Creo que en la intersección entre arte, tecnología y naturaleza hay tanto tensiones como posibilidades muy ricas. En mi trabajo, intento no separar esas cosas. La música, por ejemplo, ya es un espacio donde todo se mezcla: los sonidos de instrumentos ancestrales, los ritmos y percusiones, se combinan con la electrónica y la programación.
También veo que existen formas ancestrales de tecnología, o de ingeniería, tan sofisticadas como cualquier sistema moderno, pero basadas en otros principios: tiempo, escucha, cuidado. Para mí, el arte puede ayudar a mediar estas relaciones, creando nuevas formas de imaginar el mundo sin borrar la memoria ni repetir los mismos patrones de explotación.
Lo que me interesa es usar la tecnología de una manera que no silencie al territorio, sino que abra otras formas de relacionarse con él.
Fotografía: Paule Marques
Finalmente, ¿podrías compartir algunas de tus influencias artísticas o conceptuales? ¿Qué tipo de música escuchas? ¿Quién o qué inspira a Digestivo?

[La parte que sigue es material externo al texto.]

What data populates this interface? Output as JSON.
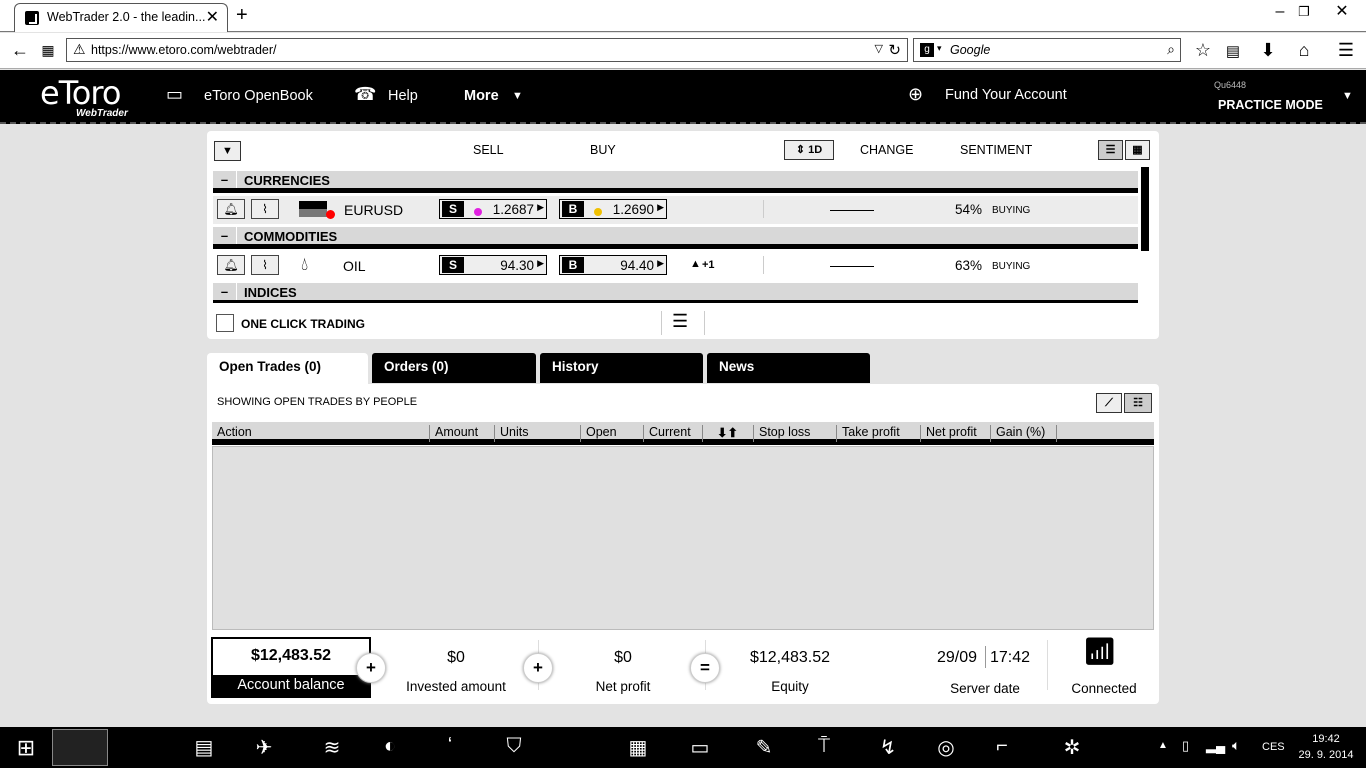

Mis influencias vienen de muchos lugares, sonido, imagen, territorio, y los intercambios que forman una vida. Escucho un poco de todo: ambient, experimental, carimbó, batuque, tecno-melody y también la música que me formó durante la infancia y adolescencia.
Un artista que me inspira profundamente es Yan Higa, además de ser un amigo, es alguien con quien comparto pensamientos y procesos creativos. Ha sido, y sigue siendo, una presencia importante en mi camino. También me inspiran artistas de mi región, como Tonny Brasil, Beto Maia, Viviane Batidão, Gang do Eletro y Gaby Amarantos. Son artistas que escuchaba de niño, que me han acompañado desde siempre, y a quienes respeto profundamente. Son parte de la identidad sonora y estética que vive en Digestivo hoy.